Let draw two diameters: a horizontal AA’ and a vertical BB’. We count angles off a point A (starting point). Negative angles are counted in a clockwise, positive in an opposite direction. A movable radius OC forms angle with an immovable radius OA. It can be placed in the 1-st quarter ( COA ), in the 2-nd quarter ( DOA ), in the 3-rd quarter ( EOA ) or in the 4-th quarter ( FOA ). Considering OA  and  OB  as positive directions and  OA’  and  OB’ as negative ones, we determine trigonometric functions of angles as follows.

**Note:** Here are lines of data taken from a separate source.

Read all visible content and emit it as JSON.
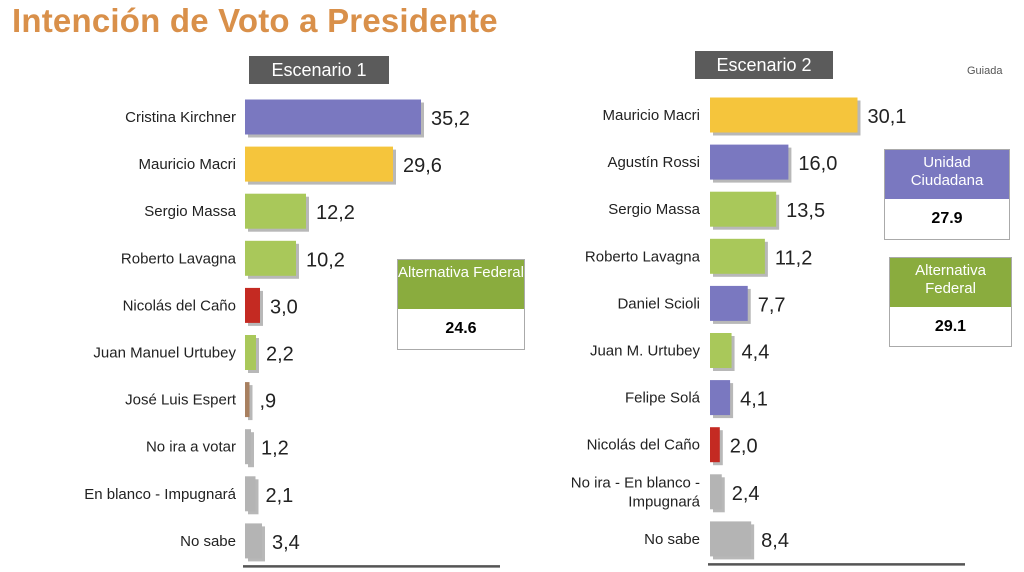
{
  "title": "Intención de Voto a Presidente",
  "source_note": "Guiada",
  "colors": {
    "title": "#d9904a",
    "purple": "#7a78c0",
    "yellow": "#f5c53c",
    "green": "#a9c85a",
    "red": "#c42a22",
    "grey": "#b4b4b4",
    "header_bg": "#5b5b5b"
  },
  "chart_data": [
    {
      "type": "bar",
      "orientation": "horizontal",
      "title": "Escenario 1",
      "categories": [
        "Cristina Kirchner",
        "Mauricio Macri",
        "Sergio Massa",
        "Roberto Lavagna",
        "Nicolás del Caño",
        "Juan Manuel Urtubey",
        "José Luis Espert",
        "No ira a votar",
        "En blanco - Impugnará",
        "No sabe"
      ],
      "values": [
        35.2,
        29.6,
        12.2,
        10.2,
        3.0,
        2.2,
        0.9,
        1.2,
        2.1,
        3.4
      ],
      "value_labels": [
        "35,2",
        "29,6",
        "12,2",
        "10,2",
        "3,0",
        "2,2",
        ",9",
        "1,2",
        "2,1",
        "3,4"
      ],
      "colors": [
        "purple",
        "yellow",
        "green",
        "green",
        "red",
        "green",
        "brown",
        "grey",
        "grey",
        "grey"
      ],
      "grid": false,
      "legend": "none"
    },
    {
      "type": "bar",
      "orientation": "horizontal",
      "title": "Escenario 2",
      "categories": [
        "Mauricio Macri",
        "Agustín Rossi",
        "Sergio Massa",
        "Roberto Lavagna",
        "Daniel Scioli",
        "Juan M. Urtubey",
        "Felipe Solá",
        "Nicolás del Caño",
        "No ira - En blanco - Impugnará",
        "No sabe"
      ],
      "values": [
        30.1,
        16.0,
        13.5,
        11.2,
        7.7,
        4.4,
        4.1,
        2.0,
        2.4,
        8.4
      ],
      "value_labels": [
        "30,1",
        "16,0",
        "13,5",
        "11,2",
        "7,7",
        "4,4",
        "4,1",
        "2,0",
        "2,4",
        "8,4"
      ],
      "colors": [
        "yellow",
        "purple",
        "green",
        "green",
        "purple",
        "green",
        "purple",
        "red",
        "grey",
        "grey"
      ],
      "grid": false,
      "legend": "none"
    }
  ],
  "summaries": {
    "scenario1": {
      "label": "Alternativa Federal",
      "value": "24.6"
    },
    "scenario2_uc": {
      "label": "Unidad Ciudadana",
      "value": "27.9"
    },
    "scenario2_af": {
      "label": "Alternativa Federal",
      "value": "29.1"
    }
  }
}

A sine line of an angle ( Fig.4 ) is a vertical diameter of a unit circle, a cosine line of an angle - a horizontal diameter of a unit circle. A sine of an angle ( Fig.4 ) is the segment OB of a sine line, that is a projection of a movable radius OK to a sine line; a cosine of an angle - the segment OA of a cosine line, that is a projection of a movable radius OK to a cosine line.

Signs of sine and cosine in different quarters of a unit circle are shown on Fig.5 and Fig.6.

A tangent line ( Fig.7 ) is a tangent, drawn to a unit circle through the point A of a horizontal diameter.
A cotangent line ( Fig.8 ) is a tangent, drawn to a unit circle through the point B of a vertical diameter.
A tangent is a segment of a tangent line between the tangency point A and an intersection point ( D, E, etc., Fig.7 ) of a tangent line and a radius line.
A cotangent is a segment of a cotangent line between the tangency point B and an intersection point ( P, Q, etc., Fig.8 ) of a cotangent line and a radius line.

Signs of tangent and cotangent in different quarters of a unit circle see on Fig.9.

Secant and cosecant are determined as reciprocal values of cosine and sine correspondingly.